Jean-Claude de Thandt, proche collaborateur de Hervé Bourges du temps où celui-ci dirigeait Radio France Internationale, se souvient dans Valeurs Actuelles du temps où son ancien directeur, décédé dimanche à l’âge de 86 ans, se passionnait pour le continent africain, et tout particulièrement l’Algérie.
« Dans les années 80, en qualité de rédacteur en chef adjoint de Radio France Internationale j’étais l’un des proches collaborateurs de Hervé Bourges, alors directeur de RFI. J’ai le souvenir d’un directeur à poigne, déterminé, véritable bourreau de travail, en permanence à son bureau ou en studio y compris le dimanche. Il faut dire que RFI passait à la vitesse supérieure ! Hervé Bourges pouvait compter sur son grand ami Pierre Mauroy, Premier ministre socialiste de l’époque et maire de Lille. Les deux hommes s’étaient liés d’amitié au temps où Hervé Bourges dirigeait l’Ecole Supérieure de Journalisme de Lille. Pour RFI, Hervé Bourges nourrissait de grandes ambitions, il sera suivi : Plusieurs dizaines de journalistes seront recrutés et la vocation mondiale de la chaine renforcée.

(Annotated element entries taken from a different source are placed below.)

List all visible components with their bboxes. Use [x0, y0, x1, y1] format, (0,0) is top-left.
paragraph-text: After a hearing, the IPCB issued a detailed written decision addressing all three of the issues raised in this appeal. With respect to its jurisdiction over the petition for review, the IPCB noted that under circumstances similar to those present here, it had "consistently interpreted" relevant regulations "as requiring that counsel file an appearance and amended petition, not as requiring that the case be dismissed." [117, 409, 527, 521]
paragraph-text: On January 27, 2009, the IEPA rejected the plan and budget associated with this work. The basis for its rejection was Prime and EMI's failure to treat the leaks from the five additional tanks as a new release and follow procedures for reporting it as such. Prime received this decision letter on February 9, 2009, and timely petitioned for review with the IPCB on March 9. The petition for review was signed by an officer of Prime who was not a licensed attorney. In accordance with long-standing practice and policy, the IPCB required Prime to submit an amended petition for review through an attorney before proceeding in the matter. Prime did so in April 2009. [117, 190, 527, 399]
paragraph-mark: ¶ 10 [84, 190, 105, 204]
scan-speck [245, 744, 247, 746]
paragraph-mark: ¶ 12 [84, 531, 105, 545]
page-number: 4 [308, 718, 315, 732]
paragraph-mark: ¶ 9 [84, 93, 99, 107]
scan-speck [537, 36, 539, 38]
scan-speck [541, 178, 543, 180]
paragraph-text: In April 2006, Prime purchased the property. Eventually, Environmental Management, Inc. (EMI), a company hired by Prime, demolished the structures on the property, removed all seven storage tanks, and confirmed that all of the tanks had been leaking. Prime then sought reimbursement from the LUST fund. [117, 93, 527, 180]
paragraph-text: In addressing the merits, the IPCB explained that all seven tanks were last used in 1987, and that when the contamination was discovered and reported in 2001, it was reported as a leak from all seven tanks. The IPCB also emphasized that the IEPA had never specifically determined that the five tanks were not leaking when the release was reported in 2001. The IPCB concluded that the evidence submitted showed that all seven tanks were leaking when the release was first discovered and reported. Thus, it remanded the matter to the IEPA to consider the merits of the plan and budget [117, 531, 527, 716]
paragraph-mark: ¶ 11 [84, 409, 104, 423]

« L’Afrique, continent de l’avenir »
En apparence réservé, distant, journaliste dans l’âme, Hervé Bourges était un grand professionnel de l’info, ouvert au dialogue avec ses rédactions. Passionné de l’Afrique, de sa culture, de ses traditions et de son évolution, Hervé Bourges affirmait « l’Afrique est le continent de l’avenir ! ». Lui-même avait vécu pendant 6 ans au Cameroun.
Aux côtés de Jean-Pierre Roux, premier rédacteur en chef de RFI, il fonda l’Ecole Supérieure de Journalisme de Yaoundé, une grande première alors en Afrique. En décembre 2017, Hervé Bourges m’avait accordé un entretien pour l’hebdomadaire Le Journal de la Corse à l’occasion de la publication de son dernier ouvrage Le Dictionnaire Amoureux de l’Afrique.
Le Président Bouteflika, faiseur de paix
A ma question sur la politique du Président algérien Bouteflika, contesté par la majorité de ses compatriotes, Hervé Bourges s’était fait l’avocat du leader algérien : « Le Président Bouteflika a mis fin, me dit-il, à une guerre de près de dix ans contre le terrorisme islamique dans les années 90, un conflit qui a fait près de deux cent mille victimes et mis en œuvre une politique de réconciliation ajoutant, Il ne faut pas sous-estimer, non plus, la croissance de l’économie algérienne de ces dix dernières années même si elle doit affronter aujourd’hui les conséquences de la chute du pétrole. Il ne faut pas, me dit-il, non plus oublier le recul de 20 % du taux de pauvreté en vingt ans même si le chômage touche aujourd’hui encore 10 % de sa population. »
Né voici 86 ans à Rennes, on sait à quel point Hervé Bourges, ce franco-algérien avait l’Algérie chevillée au corps. Ne fut-il pas le conseiller du premier Président de l’Algérie indépendante Ahmed Ben Bella à qui à qui il présenta, dans les années 80, à la Maison de la Radio, les journalistes de RFI ? L’occasion bien sûr d’évoquer le passé, le présent et l’avenir de ce grand pays.
La tentation de l’autodestruction
Le futur de l’Algérie, cette question préoccupait Hervé Bourges. En décembre 2017, lors de mon dernier entretien avec lui il me répondit : « Il faut souhaiter que l’Algérie dépasse une rhétorique anticoloniale et une pratique de l’autodestruction pour s’atteler aux progrès économiques, sociaux et sociétaux dans un phénomène mondial de mondialisation. Il faut former le vœu, concluait-il, que la transition se déroule sans heurts excessifs et que ceux qui détiendront le pouvoir réussissent à atténuer le choc de la crise pétrolière et à contenir la résurgence de l’intégrisme islamique dans une société qui ne supporte plus les inégalités et la corruption ».